In the San Francisco Bay Area of California, for example, existing wetlands have the potential to store water and reduce storm surge during storm events if they are enhanced, thereby protecting a great number of low-lying urban places. Greenbelt Alliance has identified eighteen key areas across the Bay Area that have great natural potential to mitigate climate damages and are located in or near communities that will bear greater impacts from climate change. Working with community partners, they plan and implement restoration projects that enhance the ecosystem and increase resilience.
Equity also plays an important role in designing resilience hotspots. A process that involves community organizations in the restoration of their environment integrates local expertise and insights and can promote equitable outcomes. By combining science and equity, restoration, equity and resilience can operate collectively. Resilience hotspots can be a natural tool for mitigating climate damages and for advancing climate justice.

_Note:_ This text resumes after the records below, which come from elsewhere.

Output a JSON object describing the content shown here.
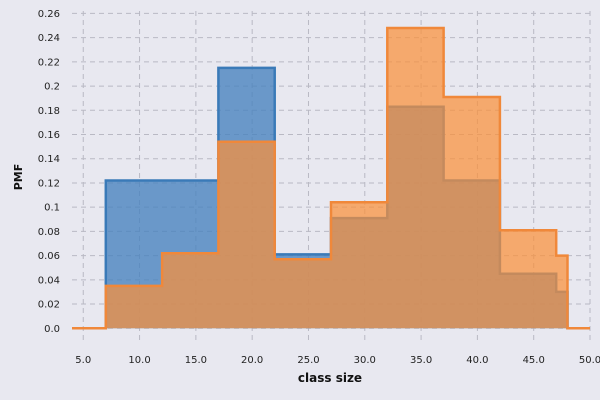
{
  "chart_data": {
    "type": "area",
    "xlabel": "class size",
    "ylabel": "PMF",
    "xlim": [
      4,
      50
    ],
    "ylim": [
      -0.013,
      0.262
    ],
    "x_ticks": [
      5,
      10,
      15,
      20,
      25,
      30,
      35,
      40,
      45,
      50
    ],
    "x_tick_labels": [
      "5.0",
      "10.0",
      "15.0",
      "20.0",
      "25.0",
      "30.0",
      "35.0",
      "40.0",
      "45.0",
      "50.0"
    ],
    "y_ticks": [
      0.0,
      0.02,
      0.04,
      0.06,
      0.08,
      0.1,
      0.12,
      0.14,
      0.16,
      0.18,
      0.2,
      0.22,
      0.24,
      0.26
    ],
    "y_tick_labels": [
      "0.0",
      "0.02",
      "0.04",
      "0.06",
      "0.08",
      "0.1",
      "0.12",
      "0.14",
      "0.16",
      "0.18",
      "0.2",
      "0.22",
      "0.24",
      "0.26"
    ],
    "grid": true,
    "series": [
      {
        "color": "#3a7ab8",
        "fill": "rgba(70,130,190,0.78)",
        "points": [
          [
            4,
            0
          ],
          [
            7,
            0
          ],
          [
            7,
            0.122
          ],
          [
            17,
            0.122
          ],
          [
            17,
            0.215
          ],
          [
            22,
            0.215
          ],
          [
            22,
            0.061
          ],
          [
            27,
            0.061
          ],
          [
            27,
            0.091
          ],
          [
            32,
            0.091
          ],
          [
            32,
            0.183
          ],
          [
            37,
            0.183
          ],
          [
            37,
            0.122
          ],
          [
            42,
            0.122
          ],
          [
            42,
            0.045
          ],
          [
            47,
            0.045
          ],
          [
            47,
            0.03
          ],
          [
            48,
            0.03
          ],
          [
            48,
            0
          ],
          [
            50,
            0
          ]
        ]
      },
      {
        "color": "#f0883a",
        "fill": "rgba(249,144,58,0.72)",
        "points": [
          [
            4,
            0
          ],
          [
            7,
            0
          ],
          [
            7,
            0.035
          ],
          [
            12,
            0.035
          ],
          [
            12,
            0.062
          ],
          [
            17,
            0.062
          ],
          [
            17,
            0.154
          ],
          [
            22,
            0.154
          ],
          [
            22,
            0.057
          ],
          [
            27,
            0.057
          ],
          [
            27,
            0.104
          ],
          [
            32,
            0.104
          ],
          [
            32,
            0.248
          ],
          [
            37,
            0.248
          ],
          [
            37,
            0.191
          ],
          [
            42,
            0.191
          ],
          [
            42,
            0.081
          ],
          [
            47,
            0.081
          ],
          [
            47,
            0.06
          ],
          [
            48,
            0.06
          ],
          [
            48,
            0
          ],
          [
            50,
            0
          ]
        ]
      }
    ]
  }
}
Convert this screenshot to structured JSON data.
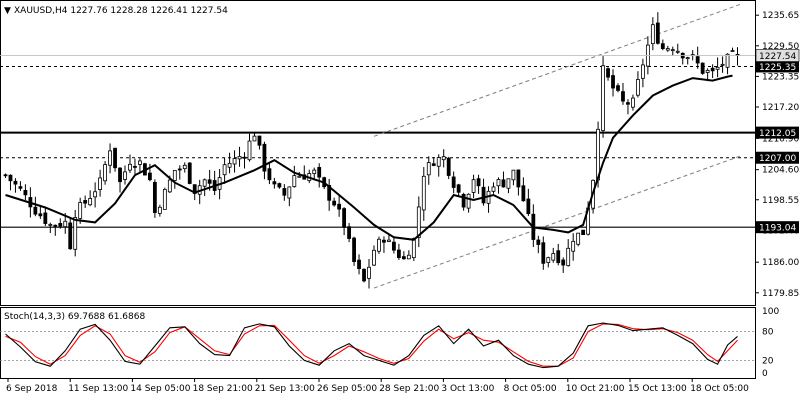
{
  "header": {
    "arrow": "▼",
    "symbol_line": "XAUUSD,H4  1227.76 1228.28 1226.41 1227.54",
    "stoch_label": "Stoch(14,3,3) 69.7688 61.6868"
  },
  "chart_data": [
    {
      "type": "candlestick",
      "symbol": "XAUUSD",
      "timeframe": "H4",
      "ohlc_last": {
        "open": 1227.76,
        "high": 1228.28,
        "low": 1226.41,
        "close": 1227.54
      },
      "ylim": [
        1178,
        1237.5
      ],
      "price_ticks": [
        1235.65,
        1229.5,
        1223.35,
        1217.2,
        1210.9,
        1204.6,
        1198.55,
        1192.4,
        1186.0,
        1179.85
      ],
      "price_tick_labels": [
        "1235.65",
        "1229.50",
        "1223.35",
        "1217.20",
        "1210.90",
        "1204.60",
        "1198.55",
        "1192.40",
        "1186.00",
        "1179.85"
      ],
      "x_labels": [
        "6 Sep 2018",
        "11 Sep 13:00",
        "14 Sep 05:00",
        "18 Sep 21:00",
        "21 Sep 13:00",
        "26 Sep 05:00",
        "28 Sep 21:00",
        "3 Oct 13:00",
        "8 Oct 05:00",
        "10 Oct 21:00",
        "15 Oct 13:00",
        "18 Oct 05:00"
      ],
      "n_bars": 148,
      "horizontal_lines": [
        {
          "price": 1225.35,
          "label": "1225.35",
          "style": "dashed"
        },
        {
          "price": 1212.05,
          "label": "1212.05",
          "style": "solid-thick"
        },
        {
          "price": 1207.0,
          "label": "1207.00",
          "style": "dashed"
        },
        {
          "price": 1193.04,
          "label": "1193.04",
          "style": "solid"
        }
      ],
      "current_price": {
        "price": 1227.54,
        "label": "1227.54"
      },
      "channel": {
        "bar_start": 74,
        "price_start": 1180.8,
        "bar_end": 148,
        "price_end": 1207.5,
        "upper_offset": 30.5
      },
      "moving_average": [
        [
          0,
          1199.5
        ],
        [
          8,
          1197
        ],
        [
          14,
          1194.5
        ],
        [
          18,
          1194
        ],
        [
          22,
          1197.8
        ],
        [
          26,
          1203.5
        ],
        [
          30,
          1205.5
        ],
        [
          34,
          1202
        ],
        [
          38,
          1200
        ],
        [
          44,
          1202
        ],
        [
          50,
          1204.5
        ],
        [
          54,
          1206.5
        ],
        [
          58,
          1204
        ],
        [
          64,
          1202
        ],
        [
          70,
          1197
        ],
        [
          74,
          1193.5
        ],
        [
          78,
          1191
        ],
        [
          82,
          1190.5
        ],
        [
          86,
          1194
        ],
        [
          90,
          1199.5
        ],
        [
          94,
          1198.5
        ],
        [
          98,
          1199.5
        ],
        [
          102,
          1197.5
        ],
        [
          106,
          1193
        ],
        [
          110,
          1192.5
        ],
        [
          113,
          1192
        ],
        [
          116,
          1193.5
        ],
        [
          118,
          1200
        ],
        [
          120,
          1206
        ],
        [
          122,
          1211
        ],
        [
          126,
          1215.5
        ],
        [
          130,
          1219.5
        ],
        [
          134,
          1221.5
        ],
        [
          138,
          1223
        ],
        [
          142,
          1222.5
        ],
        [
          145,
          1223.3
        ],
        [
          146,
          1223.5
        ]
      ],
      "close_path": [
        [
          0,
          1203.5
        ],
        [
          3,
          1200.5
        ],
        [
          6,
          1196.5
        ],
        [
          9,
          1193.5
        ],
        [
          12,
          1194
        ],
        [
          13,
          1189.5
        ],
        [
          14,
          1196
        ],
        [
          16,
          1198
        ],
        [
          19,
          1202
        ],
        [
          21,
          1209
        ],
        [
          23,
          1202
        ],
        [
          25,
          1206.5
        ],
        [
          27,
          1206
        ],
        [
          29,
          1202.5
        ],
        [
          30,
          1196
        ],
        [
          32,
          1200
        ],
        [
          34,
          1204.5
        ],
        [
          36,
          1205
        ],
        [
          38,
          1200.5
        ],
        [
          40,
          1202.5
        ],
        [
          42,
          1200.5
        ],
        [
          44,
          1205.5
        ],
        [
          46,
          1206.5
        ],
        [
          48,
          1208
        ],
        [
          50,
          1212
        ],
        [
          52,
          1205
        ],
        [
          54,
          1201
        ],
        [
          56,
          1199.5
        ],
        [
          58,
          1203.5
        ],
        [
          60,
          1203.5
        ],
        [
          62,
          1204
        ],
        [
          64,
          1200.5
        ],
        [
          66,
          1198
        ],
        [
          68,
          1193.5
        ],
        [
          70,
          1186
        ],
        [
          72,
          1182
        ],
        [
          74,
          1188.5
        ],
        [
          76,
          1191
        ],
        [
          78,
          1188.5
        ],
        [
          80,
          1186.5
        ],
        [
          82,
          1190.5
        ],
        [
          84,
          1204
        ],
        [
          86,
          1206.5
        ],
        [
          88,
          1207
        ],
        [
          90,
          1202
        ],
        [
          92,
          1198
        ],
        [
          94,
          1203
        ],
        [
          96,
          1198
        ],
        [
          98,
          1202
        ],
        [
          100,
          1202
        ],
        [
          102,
          1204
        ],
        [
          104,
          1198.5
        ],
        [
          106,
          1191
        ],
        [
          108,
          1186.5
        ],
        [
          110,
          1188
        ],
        [
          112,
          1186
        ],
        [
          114,
          1191
        ],
        [
          116,
          1192
        ],
        [
          118,
          1203
        ],
        [
          120,
          1224.5
        ],
        [
          122,
          1221
        ],
        [
          124,
          1218
        ],
        [
          126,
          1218
        ],
        [
          128,
          1226
        ],
        [
          130,
          1233
        ],
        [
          132,
          1229
        ],
        [
          134,
          1229.5
        ],
        [
          136,
          1228
        ],
        [
          138,
          1227
        ],
        [
          140,
          1224.5
        ],
        [
          142,
          1224
        ],
        [
          144,
          1226
        ],
        [
          146,
          1227.5
        ],
        [
          147,
          1227.54
        ]
      ],
      "stochastic": {
        "label": "Stoch(14,3,3) 69.7688 61.6868",
        "levels": [
          80,
          20
        ],
        "ylim": [
          0,
          100
        ],
        "axis_ticks": [
          100,
          0
        ],
        "main": [
          [
            0,
            75
          ],
          [
            3,
            48
          ],
          [
            6,
            17
          ],
          [
            9,
            8
          ],
          [
            12,
            40
          ],
          [
            15,
            85
          ],
          [
            18,
            95
          ],
          [
            21,
            62
          ],
          [
            24,
            18
          ],
          [
            27,
            12
          ],
          [
            30,
            50
          ],
          [
            33,
            88
          ],
          [
            36,
            90
          ],
          [
            39,
            55
          ],
          [
            42,
            32
          ],
          [
            45,
            30
          ],
          [
            48,
            88
          ],
          [
            51,
            96
          ],
          [
            54,
            90
          ],
          [
            57,
            50
          ],
          [
            60,
            20
          ],
          [
            63,
            10
          ],
          [
            66,
            40
          ],
          [
            69,
            55
          ],
          [
            72,
            30
          ],
          [
            75,
            20
          ],
          [
            78,
            10
          ],
          [
            81,
            30
          ],
          [
            84,
            72
          ],
          [
            87,
            92
          ],
          [
            90,
            55
          ],
          [
            93,
            85
          ],
          [
            96,
            50
          ],
          [
            99,
            62
          ],
          [
            102,
            30
          ],
          [
            105,
            12
          ],
          [
            108,
            5
          ],
          [
            111,
            8
          ],
          [
            114,
            35
          ],
          [
            117,
            92
          ],
          [
            120,
            98
          ],
          [
            123,
            93
          ],
          [
            126,
            82
          ],
          [
            129,
            85
          ],
          [
            132,
            88
          ],
          [
            135,
            72
          ],
          [
            138,
            55
          ],
          [
            141,
            22
          ],
          [
            143,
            12
          ],
          [
            145,
            52
          ],
          [
            147,
            70
          ]
        ],
        "signal": [
          [
            0,
            70
          ],
          [
            3,
            58
          ],
          [
            6,
            28
          ],
          [
            9,
            12
          ],
          [
            12,
            30
          ],
          [
            15,
            72
          ],
          [
            18,
            92
          ],
          [
            21,
            75
          ],
          [
            24,
            30
          ],
          [
            27,
            16
          ],
          [
            30,
            38
          ],
          [
            33,
            78
          ],
          [
            36,
            90
          ],
          [
            39,
            65
          ],
          [
            42,
            40
          ],
          [
            45,
            32
          ],
          [
            48,
            75
          ],
          [
            51,
            92
          ],
          [
            54,
            93
          ],
          [
            57,
            62
          ],
          [
            60,
            30
          ],
          [
            63,
            14
          ],
          [
            66,
            30
          ],
          [
            69,
            50
          ],
          [
            72,
            38
          ],
          [
            75,
            24
          ],
          [
            78,
            14
          ],
          [
            81,
            24
          ],
          [
            84,
            60
          ],
          [
            87,
            85
          ],
          [
            90,
            65
          ],
          [
            93,
            78
          ],
          [
            96,
            62
          ],
          [
            99,
            58
          ],
          [
            102,
            38
          ],
          [
            105,
            18
          ],
          [
            108,
            8
          ],
          [
            111,
            8
          ],
          [
            114,
            25
          ],
          [
            117,
            80
          ],
          [
            120,
            96
          ],
          [
            123,
            95
          ],
          [
            126,
            86
          ],
          [
            129,
            84
          ],
          [
            132,
            86
          ],
          [
            135,
            78
          ],
          [
            138,
            62
          ],
          [
            141,
            32
          ],
          [
            143,
            18
          ],
          [
            145,
            40
          ],
          [
            147,
            62
          ]
        ]
      }
    }
  ],
  "colors": {
    "background": "#ffffff",
    "candle": "#000000",
    "ma": "#000000",
    "stoch_main": "#000000",
    "stoch_signal": "#ff0000",
    "channel": "#808080",
    "level_box": "#000000",
    "level_text": "#ffffff",
    "current_box": "#e0e0e0"
  }
}
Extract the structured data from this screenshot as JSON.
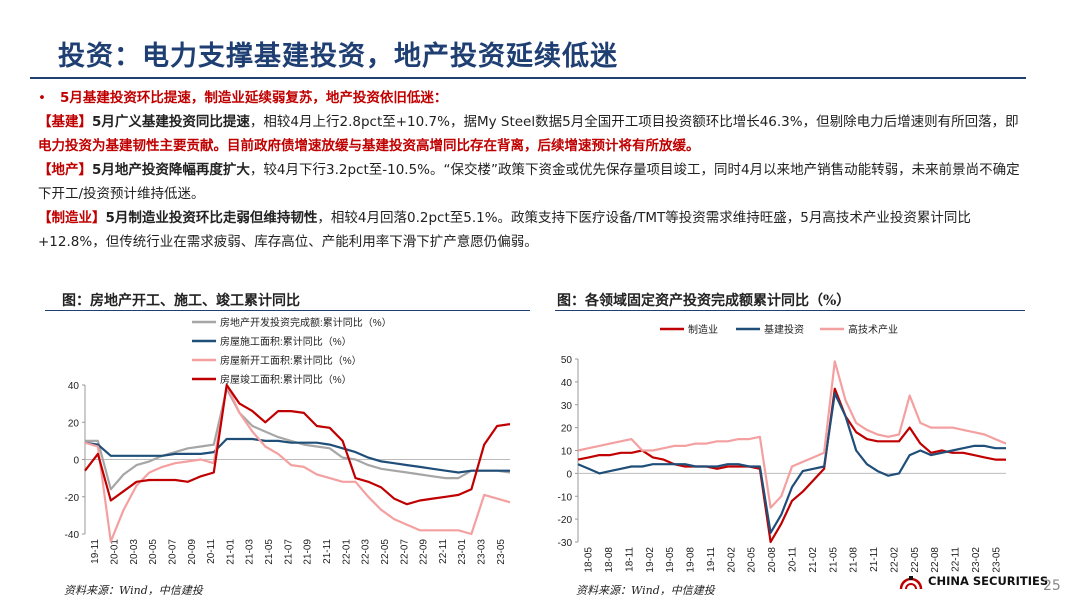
{
  "slide": {
    "title": "投资：电力支撑基建投资，地产投资延续低迷",
    "page_number": "25",
    "logo_text": "CHINA SECURITIES"
  },
  "body": {
    "bullet": "•",
    "lead": "5月基建投资环比提速，制造业延续弱复苏，地产投资依旧低迷：",
    "infra_tag": "【基建】",
    "infra_head": "5月广义基建投资同比提速",
    "infra_text1": "，相较4月上行2.8pct至+10.7%，据My Steel数据5月全国开工项目投资额环比增长46.3%，但剔除电力后增速则有所回落，即",
    "infra_red": "电力投资为基建韧性主要贡献。目前政府债增速放缓与基建投资高增同比存在背离，后续增速预计将有所放缓。",
    "estate_tag": "【地产】",
    "estate_head": "5月地产投资降幅再度扩大",
    "estate_text": "，较4月下行3.2pct至-10.5%。“保交楼”政策下资金或优先保存量项目竣工，同时4月以来地产销售动能转弱，未来前景尚不确定下开工/投资预计维持低迷。",
    "mfg_tag": "【制造业】",
    "mfg_head": "5月制造业投资环比走弱但维持韧性",
    "mfg_text": "，相较4月回落0.2pct至5.1%。政策支持下医疗设备/TMT等投资需求维持旺盛，5月高技术产业投资累计同比+12.8%，但传统行业在需求疲弱、库存高位、产能利用率下滑下扩产意愿仍偏弱。"
  },
  "left_chart": {
    "caption": "图：房地产开工、施工、竣工累计同比",
    "source": "资料来源：Wind，中信建投"
  },
  "right_chart": {
    "caption": "图：各领域固定资产投资完成额累计同比（%）",
    "source": "资料来源：Wind，中信建投"
  },
  "chart_data": [
    {
      "type": "line",
      "title": "图：房地产开工、施工、竣工累计同比",
      "ylim": [
        -40,
        40
      ],
      "yticks": [
        -40,
        -20,
        0,
        20,
        40
      ],
      "x_tick_labels": [
        "19-11",
        "20-01",
        "20-03",
        "20-05",
        "20-07",
        "20-09",
        "20-11",
        "21-01",
        "21-03",
        "21-05",
        "21-07",
        "21-09",
        "21-11",
        "22-01",
        "22-03",
        "22-05",
        "22-07",
        "22-09",
        "22-11",
        "23-01",
        "23-03",
        "23-05"
      ],
      "series": [
        {
          "name": "房地产开发投资完成额:累计同比（%）",
          "color": "#a6a6a6",
          "values": [
            10,
            10,
            -16,
            -8,
            -3,
            -1,
            2,
            4,
            6,
            7,
            8,
            38,
            25,
            18,
            15,
            12,
            10,
            8,
            7,
            6,
            1,
            0,
            -3,
            -5,
            -6,
            -7,
            -8,
            -9,
            -10,
            -10,
            -6,
            -6,
            -6,
            -7
          ]
        },
        {
          "name": "房屋施工面积:累计同比（%）",
          "color": "#1f4e79",
          "values": [
            9,
            8,
            2,
            2,
            2,
            2,
            2,
            3,
            3,
            3,
            4,
            11,
            11,
            11,
            10,
            10,
            9,
            9,
            9,
            8,
            6,
            4,
            1,
            -1,
            -2,
            -3,
            -4,
            -5,
            -6,
            -7,
            -6,
            -6,
            -6,
            -6
          ]
        },
        {
          "name": "房屋新开工面积:累计同比（%）",
          "color": "#f4a0a0",
          "values": [
            9,
            7,
            -44,
            -27,
            -14,
            -7,
            -4,
            -2,
            -1,
            0,
            -2,
            40,
            25,
            15,
            7,
            3,
            -3,
            -4,
            -8,
            -10,
            -12,
            -12,
            -20,
            -27,
            -32,
            -35,
            -38,
            -38,
            -38,
            -38,
            -40,
            -19,
            -21,
            -23
          ]
        },
        {
          "name": "房屋竣工面积:累计同比（%）",
          "color": "#c00000",
          "values": [
            -6,
            3,
            -22,
            -17,
            -12,
            -11,
            -11,
            -11,
            -12,
            -9,
            -7,
            40,
            30,
            26,
            20,
            26,
            26,
            25,
            18,
            17,
            10,
            -10,
            -12,
            -15,
            -21,
            -24,
            -22,
            -21,
            -20,
            -19,
            -16,
            8,
            18,
            19
          ]
        }
      ]
    },
    {
      "type": "line",
      "title": "图：各领域固定资产投资完成额累计同比（%）",
      "ylim": [
        -30,
        50
      ],
      "yticks": [
        -30,
        -20,
        -10,
        0,
        10,
        20,
        30,
        40,
        50
      ],
      "x_tick_labels": [
        "18-05",
        "18-08",
        "18-11",
        "19-02",
        "19-05",
        "19-08",
        "19-11",
        "20-02",
        "20-05",
        "20-08",
        "20-11",
        "21-02",
        "21-05",
        "21-08",
        "21-11",
        "22-02",
        "22-05",
        "22-08",
        "22-11",
        "23-02",
        "23-05"
      ],
      "series": [
        {
          "name": "制造业",
          "color": "#c00000",
          "values": [
            6,
            7,
            8,
            8,
            9,
            9,
            10,
            7,
            6,
            4,
            3,
            3,
            3,
            2,
            3,
            3,
            3,
            2,
            -30,
            -22,
            -12,
            -8,
            -3,
            2,
            37,
            25,
            18,
            15,
            14,
            14,
            14,
            20,
            13,
            9,
            10,
            9,
            9,
            8,
            7,
            6,
            6
          ]
        },
        {
          "name": "基建投资",
          "color": "#1f4e79",
          "values": [
            4,
            2,
            0,
            1,
            2,
            3,
            3,
            4,
            4,
            4,
            4,
            3,
            3,
            3,
            4,
            4,
            3,
            3,
            -26,
            -18,
            -6,
            1,
            2,
            3,
            35,
            25,
            10,
            4,
            1,
            -1,
            0,
            8,
            10,
            8,
            9,
            10,
            11,
            12,
            12,
            11,
            11
          ]
        },
        {
          "name": "高技术产业",
          "color": "#f4a0a0",
          "values": [
            10,
            11,
            12,
            13,
            14,
            15,
            10,
            10,
            11,
            12,
            12,
            13,
            13,
            14,
            14,
            15,
            15,
            16,
            -15,
            -10,
            3,
            5,
            7,
            9,
            49,
            32,
            22,
            19,
            17,
            16,
            17,
            34,
            22,
            20,
            20,
            20,
            19,
            18,
            17,
            15,
            13
          ]
        }
      ]
    }
  ]
}
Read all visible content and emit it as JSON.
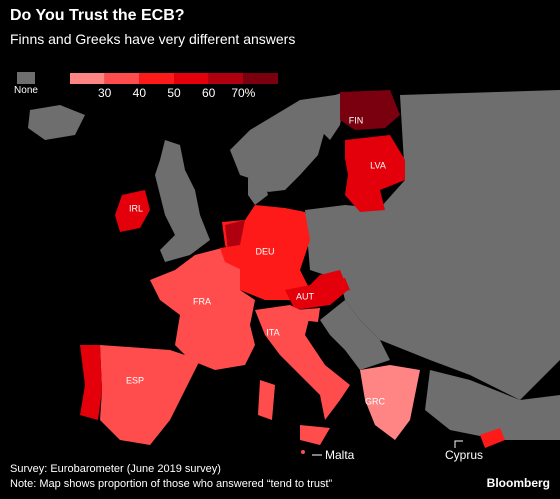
{
  "title": "Do You Trust the ECB?",
  "subtitle": "Finns and Greeks have very different answers",
  "legend": {
    "none_label": "None",
    "none_color": "#6e6e6e",
    "range": [
      20,
      80
    ],
    "ticks": [
      30,
      40,
      50,
      60,
      {
        "value": 70,
        "label": "70%"
      }
    ],
    "colors": [
      "#ff8585",
      "#ff4d4d",
      "#ff1a1a",
      "#e3000b",
      "#b0000f",
      "#7a0010"
    ]
  },
  "land_color": "#6e6e6e",
  "countries": [
    {
      "label": "FIN",
      "color": "#7a0010"
    },
    {
      "label": "LVA",
      "color": "#e3000b"
    },
    {
      "label": "IRL",
      "color": "#e3000b"
    },
    {
      "label": "DEU",
      "color": "#ff1a1a"
    },
    {
      "label": "FRA",
      "color": "#ff4d4d"
    },
    {
      "label": "AUT",
      "color": "#e3000b"
    },
    {
      "label": "ITA",
      "color": "#ff4d4d"
    },
    {
      "label": "ESP",
      "color": "#ff4d4d"
    },
    {
      "label": "GRC",
      "color": "#ff8585"
    }
  ],
  "places": [
    "Malta",
    "Cyprus"
  ],
  "source": "Survey: Eurobarometer (June 2019 survey)",
  "note": "Note: Map shows proportion of those who answered “tend to trust”",
  "logo": "Bloomberg"
}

Sadie Wilson is the Director of Planning and Research at Greenbelt Alliance, where she manages resilience hotspots work and advocates for climate smart planning and policy. During her Masters in City and Regional Planning at UC Berkeley, she contributed to research at many Bay-Area focused institutions including the San Francisco Bay Conservation and Development Commission, The Center for Cities and Schools, and The Terner Center.
Further Reading
For a full transcript of this episode, please visit https://climatebreak.org/resilience-hotspots-natures-role-in-urban-climate-adaptation/
Ethan: I'm Ethan Elkind, and this is Climate Break: climate solutions in a hurry. Today’s proposal: turning to nature to make communities more resilient to climate change. I spoke with Sadie Wilson of Greenbelt Alliance, a nonprofit working to shift how we plan our cities in the face of a changing climate. The organization has identified 18 zones across the San Francisco Bay Area that are particularly vulnerable to climate hazards, like the City of Newark.
Ms. Wilson: The shoreline area on either side of Newark, there is a real gap in protection that really stands out and has resulted in a lot of development pressure into the wetland areas that are right now protecting the city.
Ethan: In Newark, and other cities in the Bay Area, Greenbelt Alliance is working with community partners on climate solutions that treat nature as an asset.
Ms. Wilson: Living levees are one infrastructure tool that we really would like to see more of. Restoring wetlands and our wetland ecosystems are something that we need to be doing. In terms of extreme, heat urban greening, and tree canopy; we have a huge disparity in our tree canopy in the Bay Area and so thinking about how we're greening our urban spaces and providing more access to our natural lands.
Ethan: Investing in nature can have a lasting impact for ecosystems and for the people who live nearby, if they have the resources to maintain that investment.
Ms. Wilson: These nature-based solutions aren't a one-and-done thing. They need stewardship. They need long term funding. And right now, I would say ongoing funding for operations and maintenance of our existing open spaces, much less our new nature-based infrastructure, is really a challenge.